Девять дней спустя, когда они снимались с якоря, вышеописанная нищая колдунья с улицы Трех Королей, которую они, впрочем, больше не видели, а также и ее пророчество, столь необычайное, совершенно вылетели у них из головы. И больше уж туда не возвращались довольно долгое время…

ЧАСТЬ ТРЕТЬЯ. РЫЦАРИ ОТКРЫТОГО МОРЯ

I

В этот день «Горностай» отдал якорь в порту Тортуги. И тут же неподалеку стоял на якоре бриг, который именовался «Летучим Королем» и имел в качестве капитана флибустьера Эдуарда Бонни, по прозванию Краснобородый. Так что положение вещей как будто бы совсем не изменилось со времени первого прихода Тома в Вест-Индию, хотя приход тот произошел целых семь лет тому назад. И сам Тома, беседуя, как и во время оно, в той же кают-компании, с тем же Краснобородым, мог бы впасть в ошибку и подумать, что какая-то тайная магия перенесла его в самый разгар былых времен, если бы Краснобородый, собственной персоной, как только они осушили стаканы в честь своей встречи, не постарался поскорее разрушить столь поэтическую и романтическую иллюзию, доставив своему старому товарищу и Брату Побережья много доказательств того обстоятельства, — которое он, впрочем, считал плачевным и пагубным, — что они действительно живут в лето Господне 1679 — е, а уж не в лето Господне 1672 — е.

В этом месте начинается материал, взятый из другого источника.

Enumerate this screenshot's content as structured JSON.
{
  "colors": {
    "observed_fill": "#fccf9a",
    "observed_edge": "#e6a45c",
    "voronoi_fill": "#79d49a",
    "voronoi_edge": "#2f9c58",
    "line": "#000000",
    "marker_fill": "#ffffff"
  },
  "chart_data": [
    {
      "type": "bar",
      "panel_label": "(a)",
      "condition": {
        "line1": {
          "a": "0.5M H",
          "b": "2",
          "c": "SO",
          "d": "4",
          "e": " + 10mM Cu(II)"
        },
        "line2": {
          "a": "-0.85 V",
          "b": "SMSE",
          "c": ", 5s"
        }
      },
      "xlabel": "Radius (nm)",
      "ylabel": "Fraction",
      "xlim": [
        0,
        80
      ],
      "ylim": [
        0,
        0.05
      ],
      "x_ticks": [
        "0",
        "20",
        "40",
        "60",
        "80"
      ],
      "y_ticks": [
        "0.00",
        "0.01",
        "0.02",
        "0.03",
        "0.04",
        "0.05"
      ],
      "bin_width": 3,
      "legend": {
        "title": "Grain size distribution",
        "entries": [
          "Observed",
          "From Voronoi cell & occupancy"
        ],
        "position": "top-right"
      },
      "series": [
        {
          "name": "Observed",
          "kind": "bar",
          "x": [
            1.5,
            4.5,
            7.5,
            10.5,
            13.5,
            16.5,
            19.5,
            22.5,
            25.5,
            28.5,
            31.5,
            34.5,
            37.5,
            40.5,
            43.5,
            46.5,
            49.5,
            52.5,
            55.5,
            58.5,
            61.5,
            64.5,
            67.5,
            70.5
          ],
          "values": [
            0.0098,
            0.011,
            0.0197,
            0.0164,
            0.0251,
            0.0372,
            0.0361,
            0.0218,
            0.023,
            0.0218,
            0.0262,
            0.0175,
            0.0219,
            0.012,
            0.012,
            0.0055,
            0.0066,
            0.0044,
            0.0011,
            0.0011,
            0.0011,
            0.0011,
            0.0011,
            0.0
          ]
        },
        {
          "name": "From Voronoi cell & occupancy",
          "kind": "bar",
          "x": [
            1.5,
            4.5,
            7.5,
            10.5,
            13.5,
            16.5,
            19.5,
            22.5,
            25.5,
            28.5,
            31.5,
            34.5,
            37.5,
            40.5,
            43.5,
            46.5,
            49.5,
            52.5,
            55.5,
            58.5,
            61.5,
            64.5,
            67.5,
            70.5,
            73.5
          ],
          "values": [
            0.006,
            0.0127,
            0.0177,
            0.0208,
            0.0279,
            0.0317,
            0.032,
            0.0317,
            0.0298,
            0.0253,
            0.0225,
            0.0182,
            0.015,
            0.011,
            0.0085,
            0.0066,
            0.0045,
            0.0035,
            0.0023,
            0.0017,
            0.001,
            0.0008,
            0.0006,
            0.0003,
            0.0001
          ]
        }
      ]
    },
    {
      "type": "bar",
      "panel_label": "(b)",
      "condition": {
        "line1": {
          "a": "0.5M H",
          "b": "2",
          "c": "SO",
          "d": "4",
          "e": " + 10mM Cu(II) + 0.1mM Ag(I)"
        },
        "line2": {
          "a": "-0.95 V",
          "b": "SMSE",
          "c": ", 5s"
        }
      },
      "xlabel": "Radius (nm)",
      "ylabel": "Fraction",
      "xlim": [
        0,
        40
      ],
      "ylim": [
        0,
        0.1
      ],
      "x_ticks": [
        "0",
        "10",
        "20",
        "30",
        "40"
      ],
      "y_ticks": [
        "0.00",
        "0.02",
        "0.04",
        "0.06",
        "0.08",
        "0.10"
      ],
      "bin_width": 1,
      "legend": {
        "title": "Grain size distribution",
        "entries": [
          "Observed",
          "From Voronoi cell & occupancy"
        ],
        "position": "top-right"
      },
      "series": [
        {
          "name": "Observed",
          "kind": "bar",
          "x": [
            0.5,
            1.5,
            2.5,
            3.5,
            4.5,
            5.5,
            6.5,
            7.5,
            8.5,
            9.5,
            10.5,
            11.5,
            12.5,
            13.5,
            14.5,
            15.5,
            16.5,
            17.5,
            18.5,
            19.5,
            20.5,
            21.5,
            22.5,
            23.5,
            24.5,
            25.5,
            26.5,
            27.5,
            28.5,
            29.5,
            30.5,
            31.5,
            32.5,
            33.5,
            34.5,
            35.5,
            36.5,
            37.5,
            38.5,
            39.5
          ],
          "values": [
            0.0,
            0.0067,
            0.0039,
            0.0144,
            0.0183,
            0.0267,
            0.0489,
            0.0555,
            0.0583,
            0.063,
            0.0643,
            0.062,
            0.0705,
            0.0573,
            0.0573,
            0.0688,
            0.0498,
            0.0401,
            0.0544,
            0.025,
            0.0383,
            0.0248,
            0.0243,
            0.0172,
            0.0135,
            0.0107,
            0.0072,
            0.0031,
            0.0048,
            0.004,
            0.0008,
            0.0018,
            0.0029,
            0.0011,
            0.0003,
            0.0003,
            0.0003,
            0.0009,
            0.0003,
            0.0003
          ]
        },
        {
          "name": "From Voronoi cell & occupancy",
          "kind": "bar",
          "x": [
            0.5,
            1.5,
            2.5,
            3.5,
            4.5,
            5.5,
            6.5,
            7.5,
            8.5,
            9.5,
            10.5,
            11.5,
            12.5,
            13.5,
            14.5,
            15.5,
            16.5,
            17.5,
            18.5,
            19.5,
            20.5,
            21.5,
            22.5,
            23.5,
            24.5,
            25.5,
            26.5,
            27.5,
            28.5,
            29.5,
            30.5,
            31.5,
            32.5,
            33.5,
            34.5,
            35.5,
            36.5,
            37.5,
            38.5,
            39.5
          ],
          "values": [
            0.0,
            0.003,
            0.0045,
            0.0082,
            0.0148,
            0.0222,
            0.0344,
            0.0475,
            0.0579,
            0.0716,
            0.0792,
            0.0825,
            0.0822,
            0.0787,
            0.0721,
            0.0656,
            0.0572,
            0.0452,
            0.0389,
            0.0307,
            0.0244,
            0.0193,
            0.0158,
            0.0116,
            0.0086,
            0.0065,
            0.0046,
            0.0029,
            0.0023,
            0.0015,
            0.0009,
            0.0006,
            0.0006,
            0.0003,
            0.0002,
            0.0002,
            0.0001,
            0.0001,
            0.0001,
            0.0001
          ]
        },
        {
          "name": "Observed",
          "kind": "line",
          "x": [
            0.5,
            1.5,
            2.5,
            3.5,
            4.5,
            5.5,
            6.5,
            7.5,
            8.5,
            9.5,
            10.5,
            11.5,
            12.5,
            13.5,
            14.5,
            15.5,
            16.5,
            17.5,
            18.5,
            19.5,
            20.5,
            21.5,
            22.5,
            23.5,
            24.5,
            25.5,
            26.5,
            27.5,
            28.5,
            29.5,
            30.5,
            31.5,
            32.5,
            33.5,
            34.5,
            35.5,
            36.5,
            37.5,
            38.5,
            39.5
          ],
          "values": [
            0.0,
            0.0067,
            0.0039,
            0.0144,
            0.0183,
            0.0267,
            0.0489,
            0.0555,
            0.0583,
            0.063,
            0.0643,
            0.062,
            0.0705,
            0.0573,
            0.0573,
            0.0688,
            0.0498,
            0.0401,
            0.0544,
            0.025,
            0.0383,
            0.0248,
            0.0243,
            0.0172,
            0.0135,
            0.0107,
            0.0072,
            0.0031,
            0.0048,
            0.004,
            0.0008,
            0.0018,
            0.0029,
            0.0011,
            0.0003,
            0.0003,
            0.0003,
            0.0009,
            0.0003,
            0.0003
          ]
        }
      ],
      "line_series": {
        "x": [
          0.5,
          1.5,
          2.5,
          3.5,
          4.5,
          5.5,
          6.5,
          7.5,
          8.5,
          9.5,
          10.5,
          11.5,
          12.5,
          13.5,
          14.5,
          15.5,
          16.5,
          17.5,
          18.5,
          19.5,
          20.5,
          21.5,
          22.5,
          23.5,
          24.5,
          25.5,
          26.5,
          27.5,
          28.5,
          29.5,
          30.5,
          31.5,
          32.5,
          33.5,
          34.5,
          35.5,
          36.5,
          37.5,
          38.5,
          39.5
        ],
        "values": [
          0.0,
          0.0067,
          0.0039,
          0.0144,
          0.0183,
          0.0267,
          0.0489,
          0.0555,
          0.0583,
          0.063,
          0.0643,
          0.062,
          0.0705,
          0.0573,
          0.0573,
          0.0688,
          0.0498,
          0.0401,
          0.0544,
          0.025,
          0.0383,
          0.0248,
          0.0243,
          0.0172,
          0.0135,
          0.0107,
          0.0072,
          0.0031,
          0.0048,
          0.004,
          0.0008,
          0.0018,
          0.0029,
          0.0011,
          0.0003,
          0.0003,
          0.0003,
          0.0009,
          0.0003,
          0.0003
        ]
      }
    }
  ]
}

— Как же так? — спросил Тома, ничего не понимая. — Разве разница так уж велика? Какого черта нам беспокоиться, мне и тебе, что мы стали постарше, чем тогда? На таких ребят, как мы, возраст не влияет. И клянусь тебе, что я чувствую ровно столько же, как и раньше, твердости в поступи и меткости в стрельбе, к тому же еще чертовски длинные клыки!

— Алло, — крикнул Краснобородый, хлопая его по ляжкам со всего маху, — алло, товарищ! Вот таким я тебя люблю! Пропади я пропадом, если в недалеком будущем мы с тобой не отправимся вместе всадить эти проклятые длинные клыки в какую-нибудь испанскую шкуру! И сопляк тот, кто отречется! А все-таки ты уж мне поверь, внучок: теперь не то, что прежде, — далеко нет, — как ты сам скоро увидишь… Матрос, поистине я знавал время, когда Тортуга была кое-чем и когда Флибуста тоже кое-что собой представляла. Ну, а очень скоро я узнаю время, когда Флибуста обратится в ничто, а Тортуга — в еще того меньше!.. Да! И пусть изъест им оспой все их потроха и требуху, всем тем, кто послужил этому причиной!